Another ominous feature of the current situation on the mainland is how much economic activity has been given over to the informal sector. This comprises labor-intensive jobs including street vendors, household workers, delivery people — the gig economy, to a large degree. According to detailed analysis by CSIS in partnership with Stanford University’s Center on China’s Economy and Institutions, urban employment in the informal economy is now 60 percent, more than doubling in the past 20 years. As noted in the study, countries with a large informal economy also face a declining tax base, among other negative outcomes. With more robots taking skilled positions, urban workers are forced to take jobs below their qualifications, creating a sense of hopelessness, a loss of trust that their lives will become better over time. Overall, this has burst the perception that China is on the move toward becoming a developed economy; the middle class see their country moving backward, not forward. That observation is accompanied by an accelerating decline in living standards and, of course, economic growth and prosperity.

China is an authoritarian state, with totalitarian characteristics. Every aspect of society is monitored by the government. Information is closely controlled, and everything the West sees about life in China is what the government wants it to see. But the cracks and fissures are becoming too obvious to miss. The external middle-class migration is one obvious indicator that the regime is facing a serious threat to its ability to shape the narrative.

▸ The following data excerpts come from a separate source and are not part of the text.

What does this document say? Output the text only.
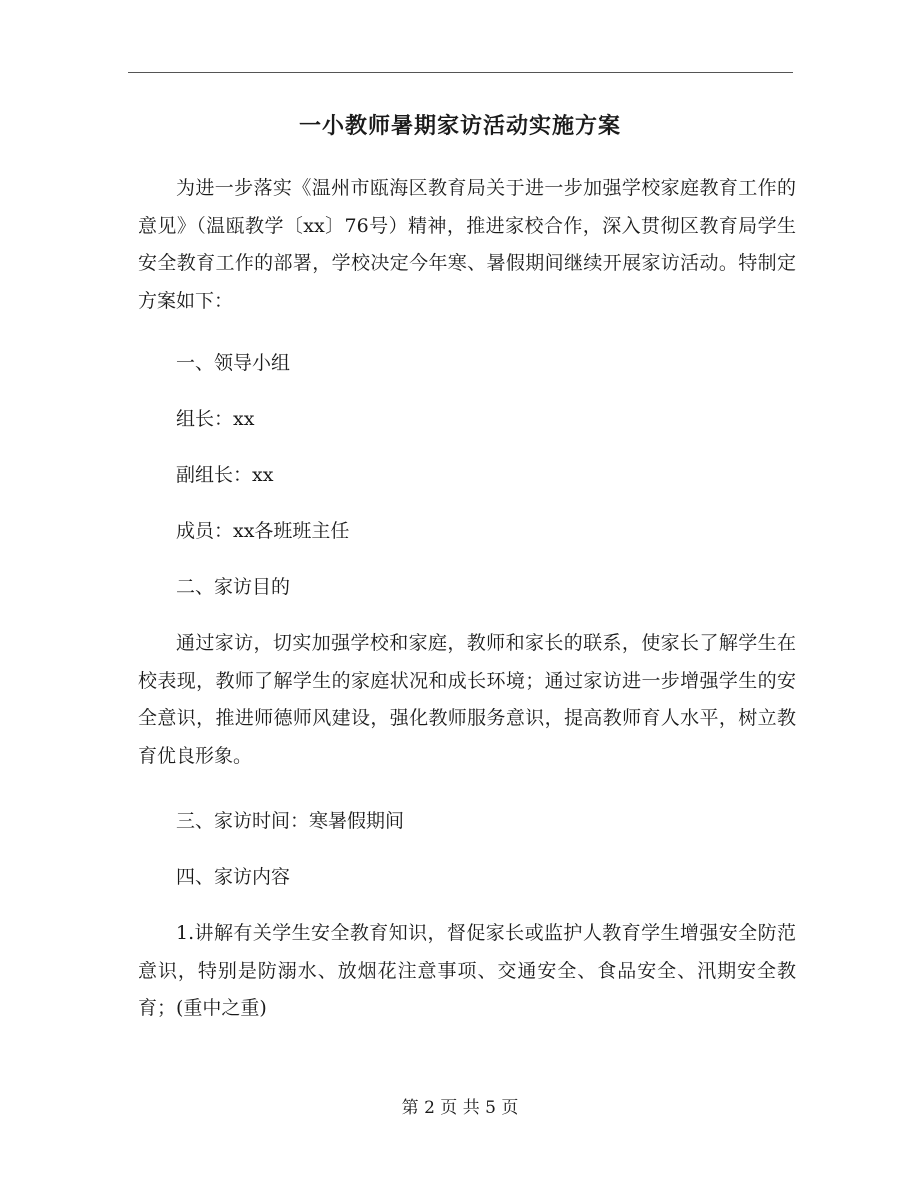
一小教师暑期家访活动实施方案

为进一步落实《温州市瓯海区教育局关于进一步加强学校家庭教育工作的意见》（温瓯教学〔xx〕76号）精神，推进家校合作，深入贯彻区教育局学生安全教育工作的部署，学校决定今年寒、暑假期间继续开展家访活动。特制定方案如下：

一、领导小组

组长：xx

副组长：xx

成员：xx各班班主任

二、家访目的

通过家访，切实加强学校和家庭，教师和家长的联系，使家长了解学生在校表现，教师了解学生的家庭状况和成长环境；通过家访进一步增强学生的安全意识，推进师德师风建设，强化教师服务意识，提高教师育人水平，树立教育优良形象。

三、家访时间：寒暑假期间

四、家访内容

1.讲解有关学生安全教育知识，督促家长或监护人教育学生增强安全防范意识，特别是防溺水、放烟花注意事项、交通安全、食品安全、汛期安全教育；(重中之重)

第 2 页 共 5 页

There should be no doubt that this will lead to even more desperate attempts by the party to maintain control and reverse these trends. The government is on a charm offensive. The CCP is out in full force to change the impressions of a nation in decline. Premier Li Qiang was back at Davos this year, not quoting Lincoln as Xi Jinping did when he was there earlier in his tenure but assuring Western leaders and business that China is open and welcomes investment and engagement. But times have changed. Since Xi declared his vision for the China Dream, the blinders are off. The U.S. and like-minded allies understand that China does not seek liberal, market-driven engagement. The mainland has absorbed Hong Kong, sadly, in every practical respect. That the CCP would willingly do likewise with Taiwan if the rest of the world acquiesced is clearly understood, and there is growing acceptance that allowing it would be a disaster.

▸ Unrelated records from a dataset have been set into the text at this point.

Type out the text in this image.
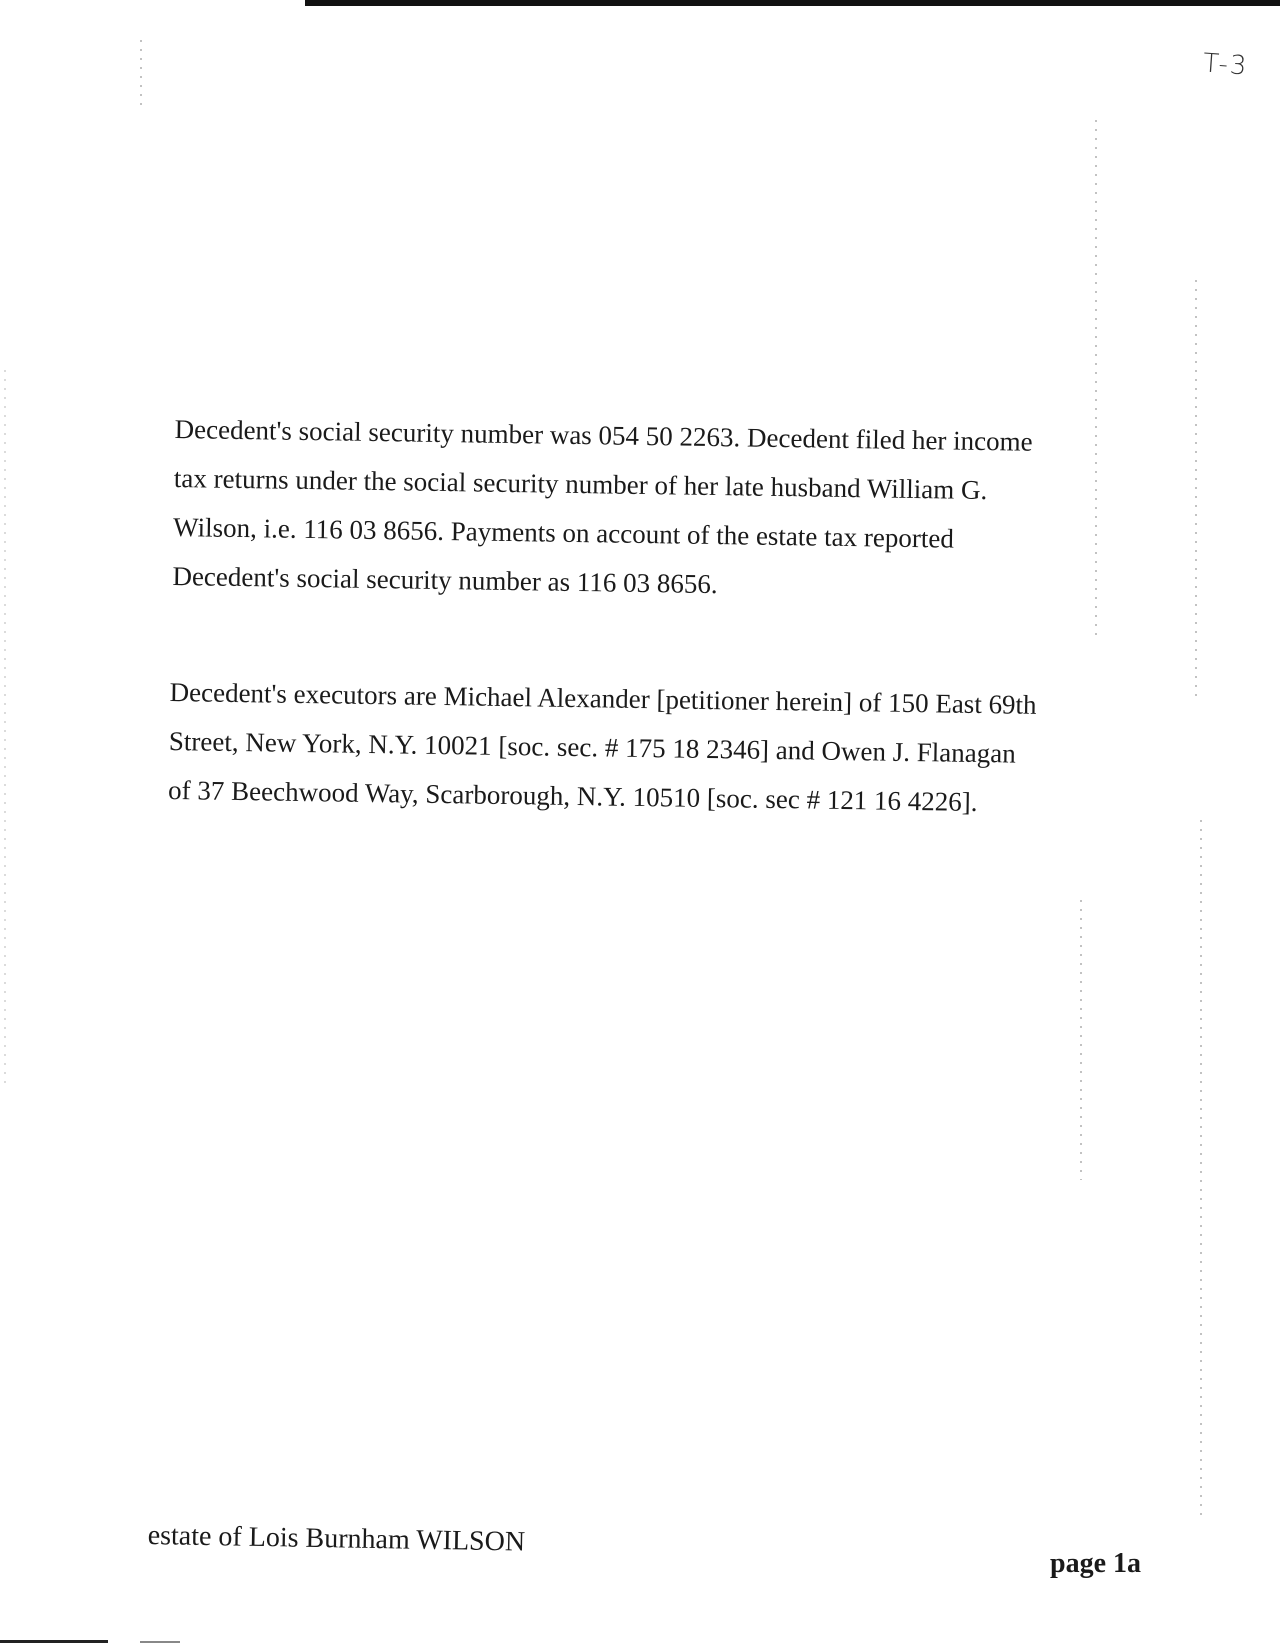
T-3
Decedent's social security number was 054 50 2263. Decedent filed her income
tax returns under the social security number of her late husband William G.
Wilson, i.e. 116 03 8656. Payments on account of the estate tax reported
Decedent's social security number as 116 03 8656.
Decedent's executors are Michael Alexander [petitioner herein] of 150 East 69th
Street, New York, N.Y. 10021 [soc. sec. # 175 18 2346] and Owen J. Flanagan
of 37 Beechwood Way, Scarborough, N.Y. 10510 [soc. sec # 121 16 4226].
estate of Lois Burnham WILSON
page 1a
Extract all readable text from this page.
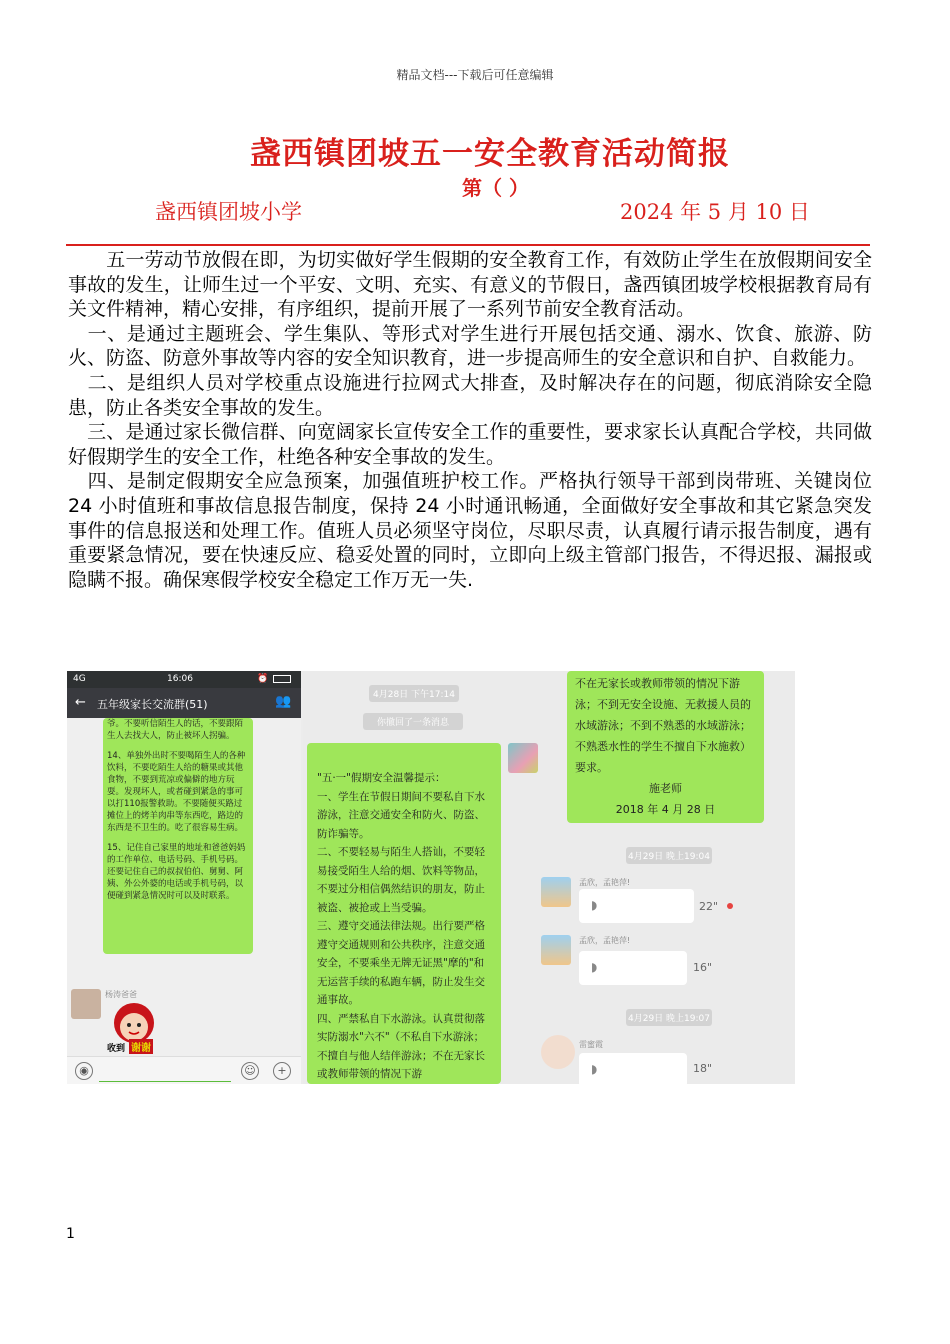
精品文档---下载后可任意编辑
盏西镇团坡五一安全教育活动简报
第（ ）
盏西镇团坡小学	2024 年 5 月 10 日

　　五一劳动节放假在即，为切实做好学生假期的安全教育工作，有效防止学生在放假期间安全事故的发生，让师生过一个平安、文明、充实、有意义的节假日，盏西镇团坡学校根据教育局有关文件精神，精心安排，有序组织，提前开展了一系列节前安全教育活动。

　一、是通过主题班会、学生集队、等形式对学生进行开展包括交通、溺水、饮食、旅游、防火、防盗、防意外事故等内容的安全知识教育，进一步提高师生的安全意识和自护、自救能力。

　二、是组织人员对学校重点设施进行拉网式大排查，及时解决存在的问题，彻底消除安全隐患，防止各类安全事故的发生。

　三、是通过家长微信群、向宽阔家长宣传安全工作的重要性，要求家长认真配合学校，共同做好假期学生的安全工作，杜绝各种安全事故的发生。

　四、是制定假期安全应急预案，加强值班护校工作。严格执行领导干部到岗带班、关键岗位 24 小时值班和事故信息报告制度，保持 24 小时通讯畅通，全面做好安全事故和其它紧急突发事件的信息报送和处理工作。值班人员必须坚守岗位，尽职尽责，认真履行请示报告制度，遇有重要紧急情况，要在快速反应、稳妥处置的同时，立即向上级主管部门报告，不得迟报、漏报或隐瞒不报。确保寒假学校安全稳定工作万无一失.

4G	16:06	⏰
← 五年级家长交流群(51)	👥

爷。不要听信陌生人的话，不要跟陌生人去找大人，防止被坏人拐骗。

14、单独外出时不要喝陌生人的各种饮料，不要吃陌生人给的糖果或其他食物，不要到荒凉或偏僻的地方玩耍。发现坏人，或者碰到紧急的事可以打110报警救助。不要随便买路过摊位上的烤羊肉串等东西吃，路边的东西是不卫生的。吃了很容易生病。

15、记住自己家里的地址和爸爸妈妈的工作单位、电话号码、手机号码。还要记住自己的叔叔伯伯、舅舅、阿姨、外公外婆的电话或手机号码，以便碰到紧急情况时可以及时联系。

杨涛爸爸
收到 谢谢
◉	☺	+
4月28日 下午17:14
你撤回了一条消息

"五·一"假期安全温馨提示：

一、学生在节假日期间不要私自下水游泳，注意交通安全和防火、防盗、防诈骗等。

二、不要轻易与陌生人搭讪，不要轻易接受陌生人给的烟、饮料等物品，不要过分相信偶然结识的朋友，防止被盗、被抢或上当受骗。

三、遵守交通法律法规。出行要严格遵守交通规则和公共秩序，注意交通安全，不要乘坐无牌无证黑"摩的"和无运营手续的私跑车辆，防止发生交通事故。

四、严禁私自下水游泳。认真贯彻落实防溺水"六不"（不私自下水游泳；不擅自与他人结伴游泳；不在无家长或教师带领的情况下游

不在无家长或教师带领的情况下游泳；不到无安全设施、无救援人员的水域游泳；不到不熟悉的水域游泳；不熟悉水性的学生不擅自下水施救）要求。

施老师

2018 年 4 月 28 日

4月29日 晚上19:04
孟欣，孟艳萍!
◗	22"
孟欣，孟艳萍!
◗	16"
4月29日 晚上19:07
雷蜜霞
◗	18"
1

The psychological abandonment of the China Dream by the educated urban middle class may not be the end of the regime. But to maintain their control, even absolute monarchs of the past depended on the consent of the nobles. Eventually, that control was ceded, and the nobles were given more agency over their lives — see, e.g., the Magna Carta in England. This is human nature. When people feel there are no prospects to improve their situation, they at least look for ways to vent their anger. In the PRC, there are no more levers for the government to pull to stimulate and control the economy, and the middle classes could begin to make other decisions to express frustration. The rapid lifting of “zero Covid” restrictions by the regime, in response to active and passive resistance to the government’s program, is the most obvious recent example. So are the middle-class departures from the country. The Chinese people are anxious because they know the bargain with the regime is crumbling. It is impossible to know where this will lead, and hopefully it will remain peaceful. But one thing is clear: Xi’s China Dream has become a nightmare for the very people on whom his party depends for its legitimacy.